North West - South African police cannot be trusted, Pretoria's Anglican bishop Johannes Seoka told the Farlam Commission on Wednesday.
“If this is the evidence of police, I can tell you, having been a priest for 40 years, police in this country can never be trusted,” he said.
The families of the 34 miners killed in a police shooting near Lonmin's platinum mine in Marikana on August 16 vocalised their agreement.
Seoka had been asked to match his version of a visit to the mine on August 16 with the timeline of events presented by the police.
Schalk Burger, for Lonmin, asked Seoka how much he knew of the events and circumstances surrounding the strike before he visited the area.

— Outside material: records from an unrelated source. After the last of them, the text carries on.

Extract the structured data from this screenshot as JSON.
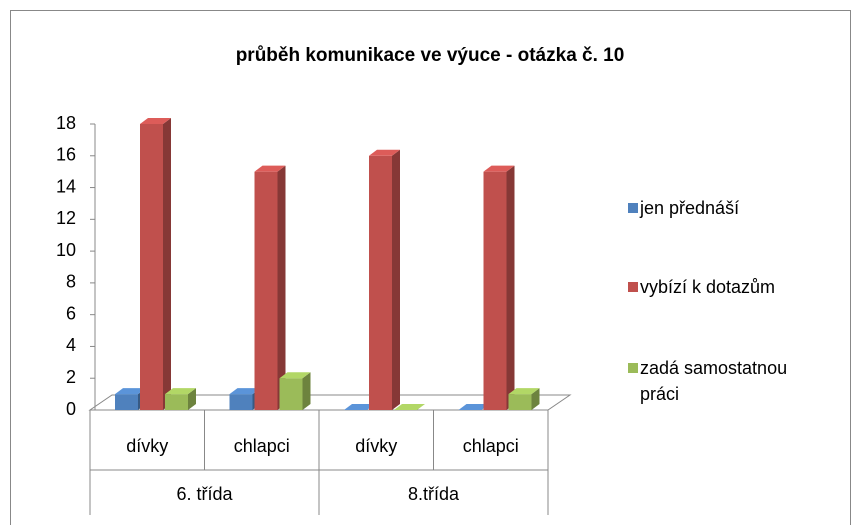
{
  "chart_data": {
    "type": "bar3d",
    "title": "průběh komunikace ve výuce - otázka č. 10",
    "categories": [
      "dívky",
      "chlapci",
      "dívky",
      "chlapci"
    ],
    "category_groups": [
      "6. třída",
      "8.třída"
    ],
    "series": [
      {
        "name": "jen přednáší",
        "color": "#4f81bd",
        "values": [
          1,
          1,
          0,
          0
        ]
      },
      {
        "name": "vybízí k dotazům",
        "color": "#c0504d",
        "values": [
          18,
          15,
          16,
          15
        ]
      },
      {
        "name": "zadá samostatnou práci",
        "color": "#9bbb59",
        "values": [
          1,
          2,
          0,
          1
        ]
      }
    ],
    "ylim": [
      0,
      18
    ],
    "yticks": [
      0,
      2,
      4,
      6,
      8,
      10,
      12,
      14,
      16,
      18
    ],
    "legend": "right"
  }
}
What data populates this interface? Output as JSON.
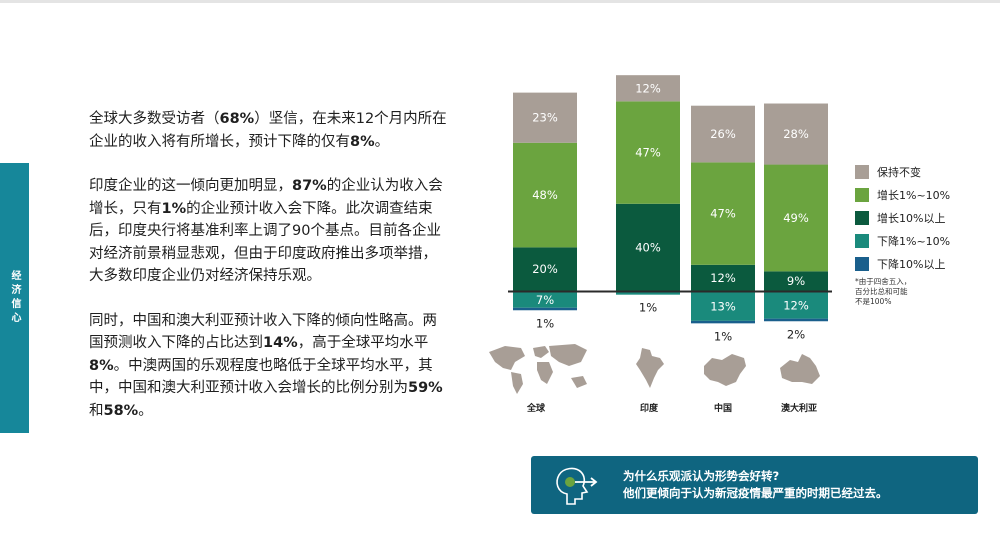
{
  "sidebar": {
    "label": "经济信心"
  },
  "paragraphs": [
    [
      {
        "t": "全球大多数受访者（",
        "b": false
      },
      {
        "t": "68%",
        "b": true
      },
      {
        "t": "）坚信，在未来12个月内所在企业的收入将有所增长，预计下降的仅有",
        "b": false
      },
      {
        "t": "8%",
        "b": true
      },
      {
        "t": "。",
        "b": false
      }
    ],
    [
      {
        "t": "印度企业的这一倾向更加明显，",
        "b": false
      },
      {
        "t": "87%",
        "b": true
      },
      {
        "t": "的企业认为收入会增长，只有",
        "b": false
      },
      {
        "t": "1%",
        "b": true
      },
      {
        "t": "的企业预计收入会下降。此次调查结束后，印度央行将基准利率上调了90个基点。目前各企业对经济前景稍显悲观，但由于印度政府推出多项举措，大多数印度企业仍对经济保持乐观。",
        "b": false
      }
    ],
    [
      {
        "t": "同时，中国和澳大利亚预计收入下降的倾向性略高。两国预测收入下降的占比达到",
        "b": false
      },
      {
        "t": "14%",
        "b": true
      },
      {
        "t": "，高于全球平均水平",
        "b": false
      },
      {
        "t": "8%",
        "b": true
      },
      {
        "t": "。中澳两国的乐观程度也略低于全球平均水平，其中，中国和澳大利亚预计收入会增长的比例分别为",
        "b": false
      },
      {
        "t": "59%",
        "b": true
      },
      {
        "t": "和",
        "b": false
      },
      {
        "t": "58%",
        "b": true
      },
      {
        "t": "。",
        "b": false
      }
    ]
  ],
  "chart_data": {
    "type": "bar",
    "stacked": true,
    "categories": [
      "全球",
      "印度",
      "中国",
      "澳大利亚"
    ],
    "series": [
      {
        "name": "保持不变",
        "color": "#a89e96",
        "values": [
          23,
          12,
          26,
          28
        ]
      },
      {
        "name": "增长1%~10%",
        "color": "#6ba43f",
        "values": [
          48,
          47,
          47,
          49
        ]
      },
      {
        "name": "增长10%以上",
        "color": "#0b5a3e",
        "values": [
          20,
          40,
          12,
          9
        ]
      },
      {
        "name": "下降1%~10%",
        "color": "#1a8a7c",
        "values": [
          7,
          1,
          13,
          12
        ]
      },
      {
        "name": "下降10%以上",
        "color": "#1a5f8c",
        "values": [
          1,
          0,
          1,
          2
        ]
      }
    ],
    "data_labels": [
      [
        "23%",
        "48%",
        "20%",
        "7%",
        "1%"
      ],
      [
        "12%",
        "47%",
        "40%",
        "1%",
        ""
      ],
      [
        "26%",
        "47%",
        "12%",
        "13%",
        "1%"
      ],
      [
        "28%",
        "49%",
        "9%",
        "12%",
        "2%"
      ]
    ],
    "legend_position": "right",
    "grid": false
  },
  "footnote": [
    "*由于四舍五入，",
    "百分比总和可能",
    "不是100%"
  ],
  "banner": {
    "line1": "为什么乐观派认为形势会好转?",
    "line2": "他们更倾向于认为新冠疫情最严重的时期已经过去。"
  },
  "map_color": "#a89e96"
}
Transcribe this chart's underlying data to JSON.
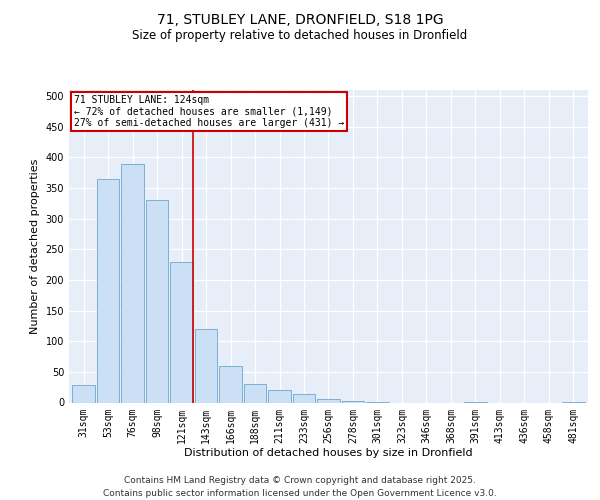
{
  "title1": "71, STUBLEY LANE, DRONFIELD, S18 1PG",
  "title2": "Size of property relative to detached houses in Dronfield",
  "xlabel": "Distribution of detached houses by size in Dronfield",
  "ylabel": "Number of detached properties",
  "categories": [
    "31sqm",
    "53sqm",
    "76sqm",
    "98sqm",
    "121sqm",
    "143sqm",
    "166sqm",
    "188sqm",
    "211sqm",
    "233sqm",
    "256sqm",
    "278sqm",
    "301sqm",
    "323sqm",
    "346sqm",
    "368sqm",
    "391sqm",
    "413sqm",
    "436sqm",
    "458sqm",
    "481sqm"
  ],
  "values": [
    28,
    365,
    390,
    330,
    230,
    120,
    60,
    30,
    20,
    14,
    5,
    2,
    1,
    0,
    0,
    0,
    1,
    0,
    0,
    0,
    1
  ],
  "bar_color": "#cce0f5",
  "bar_edge_color": "#7aafd4",
  "vline_color": "#cc0000",
  "annotation_text": "71 STUBLEY LANE: 124sqm\n← 72% of detached houses are smaller (1,149)\n27% of semi-detached houses are larger (431) →",
  "annotation_box_color": "#ffffff",
  "annotation_box_edgecolor": "#cc0000",
  "ylim": [
    0,
    510
  ],
  "yticks": [
    0,
    50,
    100,
    150,
    200,
    250,
    300,
    350,
    400,
    450,
    500
  ],
  "background_color": "#e8eef8",
  "footer": "Contains HM Land Registry data © Crown copyright and database right 2025.\nContains public sector information licensed under the Open Government Licence v3.0.",
  "title_fontsize": 10,
  "subtitle_fontsize": 8.5,
  "tick_fontsize": 7,
  "label_fontsize": 8,
  "footer_fontsize": 6.5
}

Showing photographic evidence, Burger asked whether Seoka knew about the 10 people killed in strike-related violence the week before the shooting, and whether he was familiar with the “brutal” nature of the killings.

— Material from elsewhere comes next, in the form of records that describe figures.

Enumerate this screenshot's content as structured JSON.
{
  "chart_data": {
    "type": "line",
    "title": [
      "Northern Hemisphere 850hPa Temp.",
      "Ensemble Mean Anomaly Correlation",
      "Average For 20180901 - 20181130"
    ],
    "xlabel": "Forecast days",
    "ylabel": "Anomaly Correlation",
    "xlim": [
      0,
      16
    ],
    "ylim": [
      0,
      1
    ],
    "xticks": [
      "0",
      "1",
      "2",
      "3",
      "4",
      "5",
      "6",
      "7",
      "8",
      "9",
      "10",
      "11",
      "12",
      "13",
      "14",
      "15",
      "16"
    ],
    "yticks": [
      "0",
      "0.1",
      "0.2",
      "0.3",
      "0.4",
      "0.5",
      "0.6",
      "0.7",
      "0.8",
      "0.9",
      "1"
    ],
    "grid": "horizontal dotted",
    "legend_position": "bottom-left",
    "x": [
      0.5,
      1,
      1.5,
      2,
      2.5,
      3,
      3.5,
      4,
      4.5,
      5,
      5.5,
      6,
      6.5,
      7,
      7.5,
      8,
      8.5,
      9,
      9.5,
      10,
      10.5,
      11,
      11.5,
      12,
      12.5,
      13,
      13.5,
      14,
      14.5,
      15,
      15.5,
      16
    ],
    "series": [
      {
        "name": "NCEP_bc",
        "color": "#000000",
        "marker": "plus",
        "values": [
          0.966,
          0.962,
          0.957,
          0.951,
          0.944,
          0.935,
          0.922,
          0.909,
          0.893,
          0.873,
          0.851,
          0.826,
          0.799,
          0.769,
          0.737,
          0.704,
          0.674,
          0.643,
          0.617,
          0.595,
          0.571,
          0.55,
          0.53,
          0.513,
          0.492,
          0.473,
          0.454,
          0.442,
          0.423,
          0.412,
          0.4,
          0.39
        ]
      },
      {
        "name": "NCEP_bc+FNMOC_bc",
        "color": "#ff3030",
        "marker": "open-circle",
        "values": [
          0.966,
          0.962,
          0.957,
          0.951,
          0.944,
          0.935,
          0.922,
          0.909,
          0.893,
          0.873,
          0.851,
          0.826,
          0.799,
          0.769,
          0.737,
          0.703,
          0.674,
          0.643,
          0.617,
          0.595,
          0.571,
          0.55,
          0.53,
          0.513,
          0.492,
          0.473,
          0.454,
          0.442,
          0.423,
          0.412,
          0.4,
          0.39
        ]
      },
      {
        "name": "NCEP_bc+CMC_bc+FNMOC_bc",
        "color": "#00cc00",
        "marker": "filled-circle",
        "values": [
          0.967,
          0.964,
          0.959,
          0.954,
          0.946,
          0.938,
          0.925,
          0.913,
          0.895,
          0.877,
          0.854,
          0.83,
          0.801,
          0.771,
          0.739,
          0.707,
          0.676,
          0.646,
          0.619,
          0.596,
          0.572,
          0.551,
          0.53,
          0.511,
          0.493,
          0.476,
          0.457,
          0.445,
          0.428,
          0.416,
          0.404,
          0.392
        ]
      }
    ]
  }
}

Seoka had earlier criticised Lonmin management for failing to agree to meet with protesters under his mediation hours before the shooting.

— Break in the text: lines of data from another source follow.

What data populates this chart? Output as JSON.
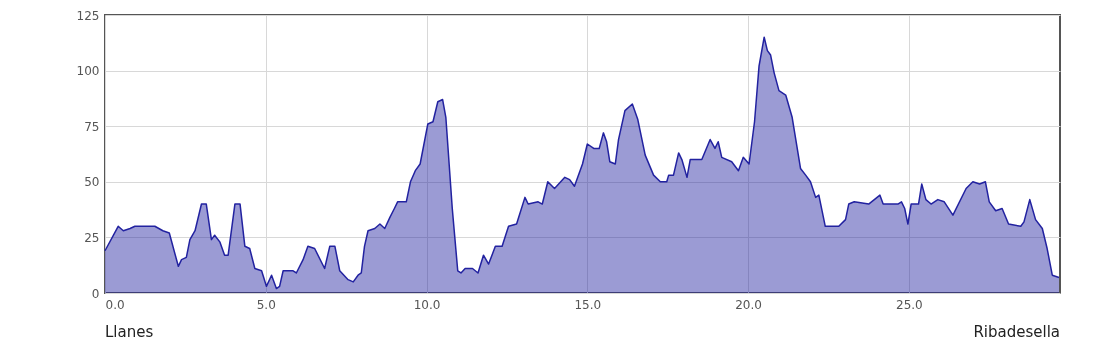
{
  "chart_data": {
    "type": "area",
    "x": [
      0,
      0.41,
      0.57,
      0.78,
      0.93,
      1.55,
      1.8,
      2.0,
      2.28,
      2.38,
      2.53,
      2.64,
      2.8,
      3.0,
      3.15,
      3.31,
      3.41,
      3.57,
      3.72,
      3.83,
      4.04,
      4.2,
      4.35,
      4.5,
      4.66,
      4.87,
      5.02,
      5.18,
      5.33,
      5.43,
      5.54,
      5.85,
      5.95,
      6.16,
      6.31,
      6.52,
      6.83,
      6.99,
      7.15,
      7.3,
      7.56,
      7.72,
      7.87,
      7.97,
      8.07,
      8.18,
      8.39,
      8.55,
      8.7,
      8.86,
      9.0,
      9.1,
      9.37,
      9.5,
      9.65,
      9.8,
      10.04,
      10.2,
      10.35,
      10.5,
      10.6,
      10.8,
      10.97,
      11.07,
      11.2,
      11.43,
      11.6,
      11.77,
      11.93,
      12.14,
      12.35,
      12.55,
      12.8,
      13.06,
      13.16,
      13.47,
      13.6,
      13.77,
      13.98,
      14.3,
      14.45,
      14.6,
      14.85,
      15.0,
      15.2,
      15.37,
      15.5,
      15.6,
      15.7,
      15.87,
      15.97,
      16.17,
      16.4,
      16.57,
      16.8,
      17.06,
      17.27,
      17.47,
      17.53,
      17.68,
      17.84,
      17.94,
      18.1,
      18.2,
      18.56,
      18.82,
      18.97,
      19.07,
      19.18,
      19.49,
      19.7,
      19.85,
      20.03,
      20.2,
      20.34,
      20.5,
      20.6,
      20.7,
      20.81,
      20.96,
      21.17,
      21.37,
      21.63,
      21.79,
      21.94,
      22.1,
      22.2,
      22.4,
      22.82,
      23.03,
      23.13,
      23.3,
      23.75,
      24.1,
      24.2,
      24.66,
      24.77,
      24.87,
      24.97,
      25.07,
      25.3,
      25.4,
      25.53,
      25.69,
      25.9,
      26.1,
      26.37,
      26.78,
      26.99,
      27.2,
      27.38,
      27.5,
      27.7,
      27.9,
      28.1,
      28.48,
      28.58,
      28.76,
      28.94,
      29.15,
      29.3,
      29.46,
      29.67
    ],
    "series": [
      {
        "color": "#2222a0",
        "values": [
          19,
          30,
          28,
          29,
          30,
          30,
          28,
          27,
          12,
          15,
          16,
          24,
          28,
          40,
          40,
          24,
          26,
          23,
          17,
          17,
          40,
          40,
          21,
          20,
          11,
          10,
          3,
          8,
          2,
          3,
          10,
          10,
          9,
          15,
          21,
          20,
          11,
          21,
          21,
          10,
          6,
          5,
          8,
          9,
          21,
          28,
          29,
          31,
          29,
          34,
          38,
          41,
          41,
          50,
          55,
          58,
          76,
          77,
          86,
          87,
          79,
          38,
          10,
          9,
          11,
          11,
          9,
          17,
          13,
          21,
          21,
          30,
          31,
          43,
          40,
          41,
          40,
          50,
          47,
          52,
          51,
          48,
          58,
          67,
          65,
          65,
          72,
          68,
          59,
          58,
          69,
          82,
          85,
          78,
          62,
          53,
          50,
          50,
          53,
          53,
          63,
          60,
          52,
          60,
          60,
          69,
          65,
          68,
          61,
          59,
          55,
          61,
          58,
          77,
          102,
          115,
          109,
          107,
          99,
          91,
          89,
          79,
          56,
          53,
          50,
          43,
          44,
          30,
          30,
          33,
          40,
          41,
          40,
          44,
          40,
          40,
          41,
          38,
          31,
          40,
          40,
          49,
          42,
          40,
          42,
          41,
          35,
          47,
          50,
          49,
          50,
          41,
          37,
          38,
          31,
          30,
          32,
          42,
          33,
          29,
          20,
          8,
          7
        ]
      }
    ],
    "xlim": [
      0,
      29.7
    ],
    "xticks": [
      {
        "value": 0,
        "label": "0.0"
      },
      {
        "value": 5,
        "label": "5.0"
      },
      {
        "value": 10,
        "label": "10.0"
      },
      {
        "value": 15,
        "label": "15.0"
      },
      {
        "value": 20,
        "label": "20.0"
      },
      {
        "value": 25,
        "label": "25.0"
      }
    ],
    "ylim": [
      0,
      125
    ],
    "yticks": [
      0,
      25,
      50,
      75,
      100,
      125
    ],
    "grid": true,
    "annotations": [
      "Llanes",
      "Ribadesella"
    ]
  }
}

“Why do you think mine management were not willing to go to the koppie (hill)?” Burger asked.
Seoka earlier indicated that Lonmin's human capital vice president Barnard Mokwena told him management would not meet workers until they had disarmed, elected a delegation of representatives and agreed to disperse.
Burger said he would argue that it was reasonable of management not to want to engage workers on the hill.
“It is evident that, by that time, the koppie had been secured by the SA Police Service for some time. I don't understand why you blame Lonmin (for not breaching the police cordons to visit the hill).”
Earlier, Seoka said the miners had not expected that rituals performed prior to the shooting would protect them from police bullets.
“ (Claims about) the use of muti to protect workers against bullets... that's nonsense,” he said.
“You are making black people (out) to be stupid. They are not stupid.”
In a police presentation on Wednesday morning, Lt-Col Duncan Scott showed video footage of, what he termed “perceived rituals” performed by the protesters.
Seoka also described being haunted by a telephone call he received from a protester during the August 16 shooting.
“The phone rang and a voice on the other side, in Xhosa, said:
'Bishop, where are you? We are being killed',” Seoka said.
He said he could hear gunshots and screams before the call was cut off.
“(The call) was sufficient to keep me awake for several nights.”